Edição XIII | 02 - Mar . 2009

    Embora as dimensões reais do desarranjo econômico global ainda sejam desconhecidas, sabe-se de pronto que o processo colocou em cheque os modelos de gestão e negócios dos principais setores do planeta, entre eles o agronegócio. Nesse novo cenário em formação é adequado desde logo que os gestores se concentrem mais nos fundamentos administrativos e comecem a priorizar estratégias de médio e longo prazos em detrimento de ações reativas e pontuais. Entender e se posicionar na nova ordem é o grande desafio.

    O processo é cíclico

    A primeira grande crise ocorreu em 1929, com a quebra da bolsa de Nova York, e foi acompanhada por um período de depressão econômica, falência de bancos e de empresas, elevado desemprego, além de consequências nefastas no mundo todo.
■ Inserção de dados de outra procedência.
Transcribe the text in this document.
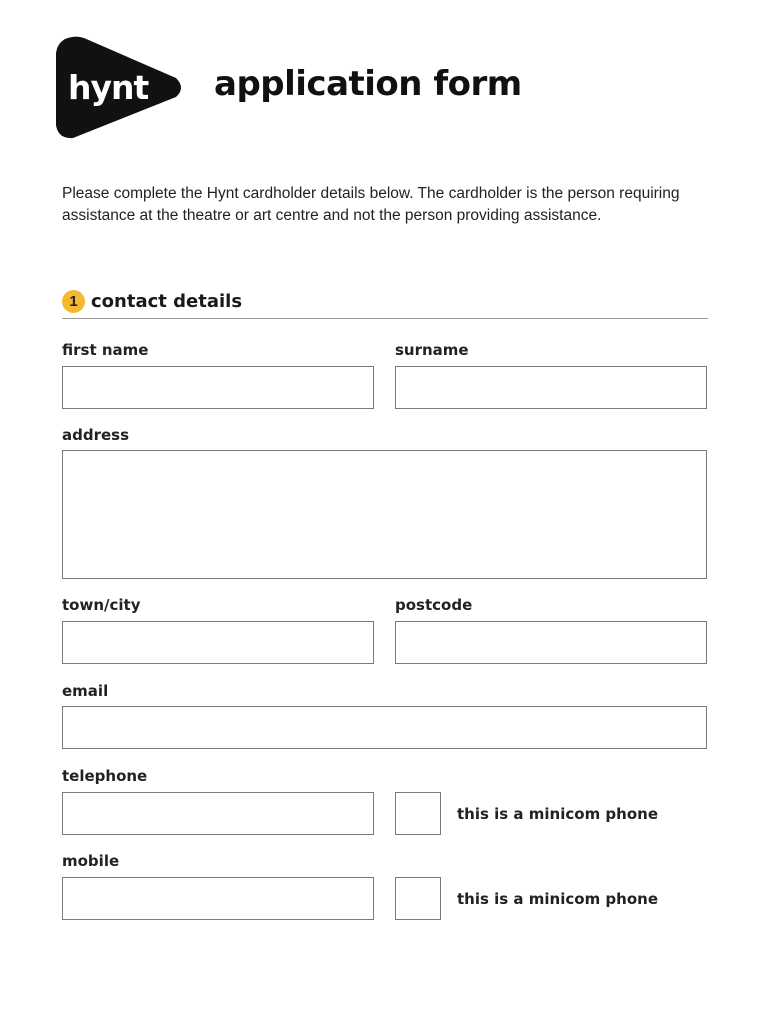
hynt application form
Please complete the Hynt cardholder details below. The cardholder is the person requiring assistance at the theatre or art centre and not the person providing assistance.
1 contact details
first name	surname
address
town/city	postcode
email
telephone
this is a minicom phone
mobile
this is a minicom phone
    Na desestabilização de 1987 houve indícios de que o principal motivo se originou nos sistemas automáticos de trading, que em função de uma pequena descida do preço das ações, abaixo de determinados valores técnicos, iniciaram vendas automáticas de grandes lotes, o que levou o mercado a um pânico geral, dando o start para as vendas em cadeia. Como o governo interveio rapidamente as consequências não foram tão significativas. 

    Posteriormente, ainda tivemos a crise mexicana de 1994/1995; a asiática, em 1997/98; e principalmente a da Nasdaq, em 2000, alterando o processo natural de desenvolvimento dos mercados e da própria economia mundial.

    Somado a todas estas que afetaram globalmente a economia, houve outras convulsões e distúrbios pontuais que prejudicaram os agentes produtivos ao longo das cadeias de produção dos principais produtos agroindustriais, ora prejudicando um, ora outro. 

    As consequências foram diferentes, de um lado, em função da rapidez e profundidade da intervenção do Estado e de outro, pelo modelo de gestão e saúde econômico-financeira com que cada empresa tem conseguido enfrentar a crise no seu início. 

    No entanto, é importante perceber que os ciclos deste conjunto de tensões associadas têm-se repetido em intervalos cada vez menores e apresentando consequências frequentemente mais danosas e cumulativas. Se olharmos ao redor, perceberemos que o patrimônio das empresas está trocando de mão com rapidez impressionante.


    O cenário é positivo

    Tanto no curto como no médio e longo prazos há perspectivas positivas. Do mesmo modo que na economia como um todo, no agronegócio é unânime a percepção de que diante do atual cenário espera-se pelo menos dois ou três anos intensos de fusões e aquisições por parte das empresas mais estruturadas e posteriormente um novo ciclo de calmaria, estabilização e crescimento.

    Em relação ao mercado agropecuário, por exemplo, estamos vivendo um momento histórico, com ampliação e retomada crescente das exportações para vários produtos. De outro, mesmo com uma pequena retração no crescimento mundial, a demanda por alimentos é crescente e continuará constante, gerando pressão sobre os preços das commodities agrícolas. 

    Este cenário faz sentido devido ao processo de inclusão alimentar e a ampliação prática da segurança alimentar, principalmente nos países em desenvolvimento e naqueles que tangenciam a linha da miséria, o que significa quase uma centena de milhões de pessoas ávidas por comida, somente neste ano.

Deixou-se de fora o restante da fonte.